“Privacidade financeira é um direito humano básico” diz Riccardo Spagni, mantenedor do projeto Monero

Traduzido e adaptado do artigo original em inglês por Larry Cermak, publicado em theblockcrypto.com

Em palestra durante um evento de criptomoedas em Davos, Riccardo Spagni, o principal mantenedor do projeto Monero, citou os motivos pelos quais ele acredita que a privacidade é importante e por que ele acha que também deveria ser importante para todos.
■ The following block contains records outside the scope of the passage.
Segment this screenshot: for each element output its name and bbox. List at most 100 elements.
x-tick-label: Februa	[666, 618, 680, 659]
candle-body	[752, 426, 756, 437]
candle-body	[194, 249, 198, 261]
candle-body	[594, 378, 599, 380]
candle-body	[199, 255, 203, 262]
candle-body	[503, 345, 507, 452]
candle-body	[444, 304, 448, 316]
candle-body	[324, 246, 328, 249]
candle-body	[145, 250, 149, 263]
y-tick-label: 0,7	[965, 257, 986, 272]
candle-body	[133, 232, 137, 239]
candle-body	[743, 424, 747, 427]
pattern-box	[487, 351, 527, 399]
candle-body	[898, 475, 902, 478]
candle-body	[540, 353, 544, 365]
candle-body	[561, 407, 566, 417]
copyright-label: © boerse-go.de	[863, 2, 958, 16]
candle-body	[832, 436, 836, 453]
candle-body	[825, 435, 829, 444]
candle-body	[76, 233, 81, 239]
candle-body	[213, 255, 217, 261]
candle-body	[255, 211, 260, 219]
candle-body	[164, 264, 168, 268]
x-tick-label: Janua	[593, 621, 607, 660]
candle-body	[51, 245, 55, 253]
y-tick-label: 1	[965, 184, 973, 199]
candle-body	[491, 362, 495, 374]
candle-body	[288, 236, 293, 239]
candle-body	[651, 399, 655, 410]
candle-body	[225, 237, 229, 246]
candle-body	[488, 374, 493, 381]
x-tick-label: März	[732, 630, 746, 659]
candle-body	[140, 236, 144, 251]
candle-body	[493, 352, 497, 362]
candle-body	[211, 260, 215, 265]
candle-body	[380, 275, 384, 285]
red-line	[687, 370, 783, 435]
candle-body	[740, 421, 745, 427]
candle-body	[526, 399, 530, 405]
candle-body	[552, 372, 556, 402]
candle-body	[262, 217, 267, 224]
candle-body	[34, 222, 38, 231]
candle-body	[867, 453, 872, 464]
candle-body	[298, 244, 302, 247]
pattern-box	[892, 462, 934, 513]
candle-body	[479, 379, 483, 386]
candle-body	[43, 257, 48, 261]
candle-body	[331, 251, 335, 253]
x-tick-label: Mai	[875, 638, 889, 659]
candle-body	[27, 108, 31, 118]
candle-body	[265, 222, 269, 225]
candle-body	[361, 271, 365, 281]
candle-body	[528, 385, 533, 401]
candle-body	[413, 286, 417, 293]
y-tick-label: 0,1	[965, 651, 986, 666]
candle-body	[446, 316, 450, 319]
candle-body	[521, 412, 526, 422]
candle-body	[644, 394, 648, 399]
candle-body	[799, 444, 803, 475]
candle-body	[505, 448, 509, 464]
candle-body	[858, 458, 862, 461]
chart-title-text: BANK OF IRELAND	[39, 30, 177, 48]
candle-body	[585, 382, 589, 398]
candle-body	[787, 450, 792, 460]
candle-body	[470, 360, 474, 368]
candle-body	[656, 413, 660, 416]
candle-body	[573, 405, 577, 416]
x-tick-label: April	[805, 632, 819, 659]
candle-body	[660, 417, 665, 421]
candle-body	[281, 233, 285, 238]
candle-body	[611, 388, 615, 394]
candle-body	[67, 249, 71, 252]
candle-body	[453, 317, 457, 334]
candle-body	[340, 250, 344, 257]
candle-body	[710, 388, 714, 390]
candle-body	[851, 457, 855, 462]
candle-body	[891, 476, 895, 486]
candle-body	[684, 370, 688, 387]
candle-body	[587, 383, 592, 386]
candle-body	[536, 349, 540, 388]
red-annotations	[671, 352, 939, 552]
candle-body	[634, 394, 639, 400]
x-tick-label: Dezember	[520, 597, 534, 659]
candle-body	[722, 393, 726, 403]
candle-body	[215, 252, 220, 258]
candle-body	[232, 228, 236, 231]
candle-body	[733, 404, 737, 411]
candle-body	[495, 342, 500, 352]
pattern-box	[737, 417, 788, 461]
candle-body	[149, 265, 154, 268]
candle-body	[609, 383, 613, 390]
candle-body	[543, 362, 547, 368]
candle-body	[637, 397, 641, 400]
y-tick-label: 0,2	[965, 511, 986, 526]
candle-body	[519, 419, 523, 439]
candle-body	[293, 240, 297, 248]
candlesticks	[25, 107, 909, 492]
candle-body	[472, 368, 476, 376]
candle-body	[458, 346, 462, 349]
Segundo Spagni, a privacidade financeira é um direito humano básico.

“A privacidade não é algo que você quer ter apenas para ficar se escondendo enquanto planeja derrubar o governo, ela é o estado natural das coisas”, diz ele. “Por exemplo, quando você vai ao banheiro, você geralmente fecha a porta. E você não faz isso porque planeja derrubar o governo enquanto está no banheiro. Alguns até podem fazer isso, mas você provavelmente não. Você só quer usar o banheiro”.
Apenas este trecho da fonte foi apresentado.